Stephanie’s drug addled odyssey to find the bomber leads to a reclusive former intelligence officer (Jude Law). He quickly beats the illusions out of her. She doesn’t have what it takes to find the truth. But Stephanie has much more grit than expected. She enters the dark underworld of terrorists and killers. Her lost soul finding purpose in exacting revenge.
We’ve seen the weak and abused girl turned into a lethal killer countless times in cinema. It is a tired action trope that’s rarely creative. The Rhythm Section doesn’t break new ground, but differentiates itself on the strength of Blake Lively’s performance. She’s successful in portraying a strung out junkie. Her pale, emaciated, and bruised body covered with track marks; shaking from the agony of withdrawal. Her transformation into an able fighter builds anticipation. Which is deflated like a balloon with the film’s sluggish plot. Lively takes more than a few lumps in physical fight scenes. She fully commits to the character. There just needed to be a better film around her.

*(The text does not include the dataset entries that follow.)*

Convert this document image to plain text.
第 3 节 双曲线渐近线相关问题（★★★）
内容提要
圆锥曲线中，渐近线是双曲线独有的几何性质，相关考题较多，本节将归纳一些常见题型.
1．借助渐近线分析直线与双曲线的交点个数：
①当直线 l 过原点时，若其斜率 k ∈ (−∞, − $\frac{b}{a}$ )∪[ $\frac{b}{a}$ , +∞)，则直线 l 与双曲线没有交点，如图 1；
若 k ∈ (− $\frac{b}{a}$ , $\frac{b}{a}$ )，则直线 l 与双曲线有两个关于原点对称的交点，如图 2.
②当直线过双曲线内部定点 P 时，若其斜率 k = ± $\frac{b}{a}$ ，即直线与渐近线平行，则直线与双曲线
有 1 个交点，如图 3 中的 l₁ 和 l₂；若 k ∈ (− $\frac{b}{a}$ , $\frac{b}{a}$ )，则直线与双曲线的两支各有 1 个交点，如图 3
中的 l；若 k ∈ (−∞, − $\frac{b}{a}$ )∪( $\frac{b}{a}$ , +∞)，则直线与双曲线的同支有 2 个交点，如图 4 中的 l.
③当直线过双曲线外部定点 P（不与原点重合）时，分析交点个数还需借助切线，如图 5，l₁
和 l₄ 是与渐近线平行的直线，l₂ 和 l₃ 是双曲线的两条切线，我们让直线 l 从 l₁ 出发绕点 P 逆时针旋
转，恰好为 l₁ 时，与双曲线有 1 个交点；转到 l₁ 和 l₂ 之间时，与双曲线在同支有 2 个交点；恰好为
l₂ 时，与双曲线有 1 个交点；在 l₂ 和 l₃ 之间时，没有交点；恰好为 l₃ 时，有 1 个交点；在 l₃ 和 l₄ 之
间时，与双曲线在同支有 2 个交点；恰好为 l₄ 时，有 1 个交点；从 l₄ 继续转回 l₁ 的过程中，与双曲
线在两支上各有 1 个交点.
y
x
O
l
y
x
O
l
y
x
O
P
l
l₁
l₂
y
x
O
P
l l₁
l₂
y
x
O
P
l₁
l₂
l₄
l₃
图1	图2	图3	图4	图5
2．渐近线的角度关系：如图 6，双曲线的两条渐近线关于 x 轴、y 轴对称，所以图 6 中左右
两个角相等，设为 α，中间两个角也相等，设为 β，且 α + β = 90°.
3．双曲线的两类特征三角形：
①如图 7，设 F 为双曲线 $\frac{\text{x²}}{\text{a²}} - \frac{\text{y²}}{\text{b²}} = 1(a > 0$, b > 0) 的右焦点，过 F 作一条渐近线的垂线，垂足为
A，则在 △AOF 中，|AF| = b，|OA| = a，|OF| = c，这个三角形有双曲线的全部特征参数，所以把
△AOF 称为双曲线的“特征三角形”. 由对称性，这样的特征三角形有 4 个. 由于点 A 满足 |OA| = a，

The Rhythm Section is adapted from the novel by Mark Burnell, who also wrote the screenplay. I’m puzzled by the execution of the film. Are the pacing issues inherent to the source material? Or poor decision making from director Reed Morano (Billions, The Handmaid’s Tale)? The film continually grinds to a crawl after fairly violent action. The downbeats become anchors. The hunt for the not so mysterious villain ends with a yawn. The Rhythm Section has a runtime of one hour and forty-nine minutes. It is badly in need of a shorter edit. You feel every second of the film from the halfway point.

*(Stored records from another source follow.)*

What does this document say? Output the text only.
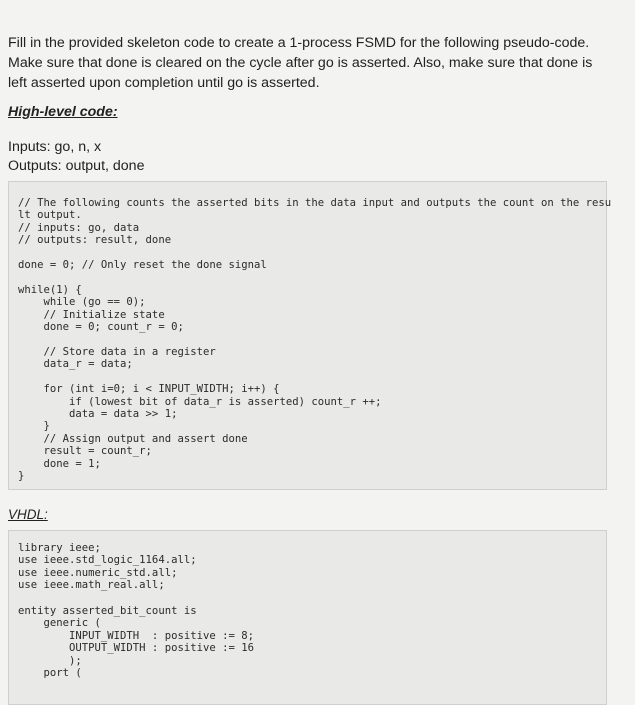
Fill in the provided skeleton code to create a 1-process FSMD for the following pseudo-code. Make sure that done is cleared on the cycle after go is asserted. Also, make sure that done is left asserted upon completion until go is asserted.
High-level code:
Inputs: go, n, x
Outputs: output, done
// The following counts the asserted bits in the data input and outputs the count on the resu
lt output.
// inputs: go, data
// outputs: result, done
done = 0; // Only reset the done signal
while(1) {
while (go == 0);
// Initialize state
done = 0; count_r = 0;

// Store data in a register
data_r = data;

for (int i=0; i < INPUT_WIDTH; i++) {
if (lowest bit of data_r is asserted) count_r ++;
data = data >> 1;
}
// Assign output and assert done
result = count_r;
done = 1;
}
VHDL:
library ieee;
use ieee.std_logic_1164.all;
use ieee.numeric_std.all;
use ieee.math_real.all;
entity asserted_bit_count is
generic (
INPUT_WIDTH  : positive := 8;
OUTPUT_WIDTH : positive := 16
);
port (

The Rhythm Section falls flat, but has merit in its protagonist. Barbara Broccoli and Michael G. Wilson need to finance a redo with Blake Lively as this character. She has the dramatic and physical chops to take Stephanie Patrick further as an assassin. A sequel, in a more capable director’s hands, would be worth seeing. The Rhythm Section is produced by Global Road Entertainment and Eon Productions with distribution by Paramount.